Other Hepatitis C symptoms related to the digestive system include, nausea, vomiting, loss of appetite, weight loss and pale or clay-colored stools,
One of the most important functions of the liver is to filter toxins from your blood. When the liver is damaged by Hepatitis C then it doesn’t filter toxins from the blood effectively; these toxins build up in your blood and damage your nervous system and also effect your brain. This nerve damage can lead to a number of problems including: peripheral neuropathy, impairment of motor skills and sleep disruption. A buildup of toxins in the brain can also cause what is commonly known as “Brain Fog”. Brain fog is a common symptom of Hepatitis C and typically includes confusion, forgetfulness and poor concentration.
In my own case I developed peripheral neuropathy in 1999 when I noticed that my toes and fingers were going numb. I went to the best nerve specialists in my state and none could tell me the cause of my neuropathy. Not until I consulted a Hepatitis C specialist in 2015 did I learn that peripheral neuropathy was a common symptom of Hepatitis C.
As well as filtering out toxins your liver also produces proteins needed for healthy blood and regulating blood clotting. When I learned I had Hep C I suffered from regular nose bleeds, bleeding gums and slow healing wounds. All of those symptoms left me once the Hep C was cured.
A damaged liver will often have blood flow problems that increase pressure on the large vein that leads to the liver, the portal vein. This can lead to portal hypertension, which may force blood into other veins. If these veins burst this causes what is known as variceal bleeding and can lead to severe internal bleeding. Also a poorly functioning liver is not able to absorb, transport or store iron which will cause anemia.
Cryoglobulinemia is a very long word for a condition that basically means “your blood gets thicker”. Put simply because your liver is not functioning properly your blood proteins clump together and the blood gets thicker… particularly if it cools a little, so its a real problem in the skin and the fingers and toes. Cryoglobulinemia will cause problems with circulation as well as effecting your kidneys, liver, skin, joints, and nerves.
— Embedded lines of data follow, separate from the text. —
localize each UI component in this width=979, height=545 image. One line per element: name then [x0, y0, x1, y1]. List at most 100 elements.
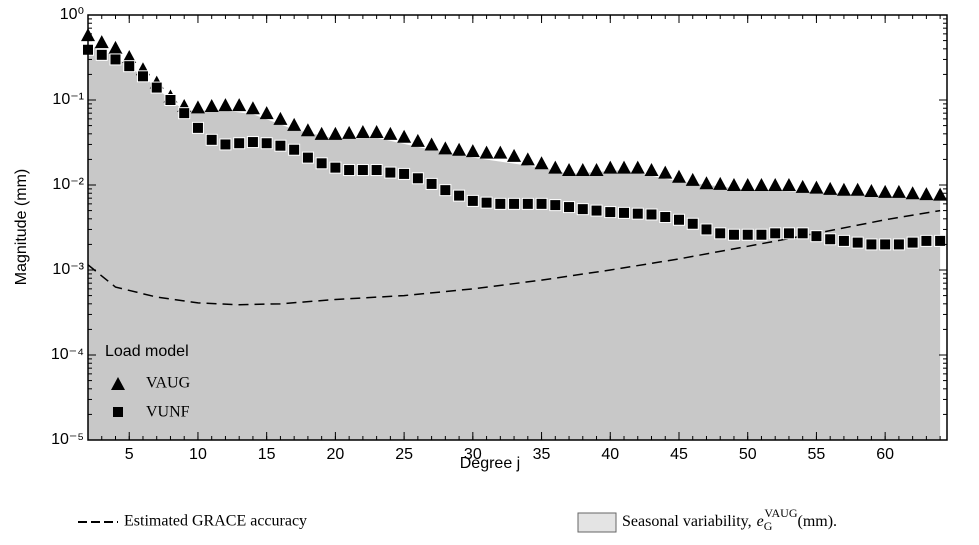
triangle-marker — [493, 145, 508, 159]
plot-frame — [87, 14, 948, 441]
x-tick-label: 50 — [739, 446, 757, 463]
triangle-marker — [699, 176, 714, 190]
square-marker — [618, 206, 631, 219]
square-marker — [411, 172, 424, 185]
y-tick-label: 10⁻⁵ — [51, 431, 84, 448]
x-tick-label: 30 — [464, 446, 482, 463]
triangle-marker — [603, 160, 618, 174]
triangle-marker — [218, 98, 233, 112]
square-marker — [219, 138, 232, 151]
triangle-marker — [190, 100, 205, 114]
x-tick-label: 5 — [125, 446, 134, 463]
square-marker — [796, 227, 809, 240]
triangle-marker — [809, 180, 824, 194]
square-marker — [906, 236, 919, 249]
triangle-marker — [891, 184, 906, 198]
square-marker — [109, 53, 122, 66]
x-tick-label: 55 — [808, 446, 826, 463]
square-marker — [576, 203, 589, 216]
legend-box — [577, 512, 617, 533]
triangle-marker — [122, 50, 137, 64]
triangle-marker — [287, 117, 302, 131]
triangle-marker — [726, 178, 741, 191]
square-marker — [672, 213, 685, 226]
triangle-marker — [245, 101, 260, 115]
triangle-marker — [644, 163, 659, 177]
triangle-marker — [768, 178, 783, 191]
triangle-marker — [795, 179, 810, 193]
square-marker — [246, 136, 259, 149]
y-tick-label: 10⁻⁴ — [51, 346, 84, 363]
square-marker — [453, 189, 466, 202]
square-marker — [315, 157, 328, 170]
x-tick-label: 25 — [395, 446, 413, 463]
plot-area — [81, 28, 948, 441]
square-marker — [631, 207, 644, 220]
square-marker — [686, 217, 699, 230]
y-tick-label: 10⁻³ — [52, 261, 84, 278]
square-marker — [274, 139, 287, 152]
square-marker — [755, 228, 768, 241]
legend-label-part: (mm). — [798, 513, 838, 530]
square-marker — [892, 238, 905, 251]
triangle-marker — [630, 160, 645, 174]
square-marker — [714, 227, 727, 240]
y-tick-label: 10⁰ — [60, 6, 84, 23]
square-marker — [95, 48, 108, 61]
triangle-marker — [836, 182, 851, 196]
square-marker — [343, 164, 356, 177]
square-marker — [398, 167, 411, 180]
square-marker — [934, 234, 947, 247]
triangle-marker — [342, 125, 357, 139]
legend-square — [113, 407, 123, 417]
square-marker — [865, 238, 878, 251]
triangle-marker — [740, 178, 755, 191]
legend-label: Estimated GRACE accuracy — [124, 513, 307, 530]
square-marker — [288, 143, 301, 156]
triangle-marker — [300, 123, 315, 137]
square-marker — [370, 164, 383, 177]
triangle-marker — [438, 141, 453, 155]
square-marker — [879, 238, 892, 251]
square-marker — [439, 184, 452, 197]
triangle-marker — [713, 176, 728, 190]
square-marker — [604, 206, 617, 219]
square-marker — [741, 228, 754, 241]
triangle-marker — [94, 35, 109, 49]
triangle-marker — [259, 106, 274, 120]
triangle-marker — [507, 148, 522, 162]
square-marker — [425, 177, 438, 190]
triangle-marker — [397, 129, 412, 143]
square-marker — [508, 197, 521, 210]
square-marker — [521, 197, 534, 210]
square-marker — [727, 228, 740, 241]
triangle-marker — [617, 160, 632, 174]
square-marker — [178, 107, 191, 120]
triangle-marker — [823, 181, 838, 195]
square-marker — [700, 223, 713, 236]
triangle-marker — [575, 163, 590, 177]
triangle-marker — [520, 152, 535, 166]
triangle-marker — [479, 145, 494, 159]
triangle-marker — [328, 126, 343, 140]
triangle-marker — [905, 186, 920, 200]
triangle-marker — [562, 163, 577, 177]
legend-label-part: Seasonal variability, — [622, 513, 752, 530]
square-marker — [301, 151, 314, 164]
square-marker — [466, 194, 479, 207]
y-tick-label: 10⁻¹ — [52, 91, 84, 108]
square-marker — [563, 201, 576, 214]
triangle-marker — [685, 172, 700, 186]
square-marker — [233, 137, 246, 150]
legend-triangle — [111, 377, 125, 390]
x-tick-label: 40 — [601, 446, 619, 463]
square-marker — [659, 211, 672, 224]
square-marker — [920, 234, 933, 247]
triangle-marker — [314, 126, 329, 140]
square-marker — [191, 121, 204, 134]
triangle-marker — [933, 187, 948, 201]
triangle-marker — [919, 187, 934, 201]
legend-label-part: G — [764, 519, 773, 533]
square-marker — [535, 197, 548, 210]
square-marker — [260, 137, 273, 150]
Cryoglobulinemia is one of the most common symptoms of Hepatitis C and yet it is rarely discussed.
Hep C Symptoms caused by Cryoglobulinemia include: Joint pain, aching muscles, shortness of breath, fatigue, spots or patches on the skin and skin ulcers or sores and also itchy skin.
If there is any good news it is that Hepatitis C is now quite easy to cure and that once the Hep C virus is removed from your body the liver will regenerate and these symptoms should disappear.
The important thing is to get rid of the virus as soon as possible before it can do permanent and lasting damage to your liver and your general health.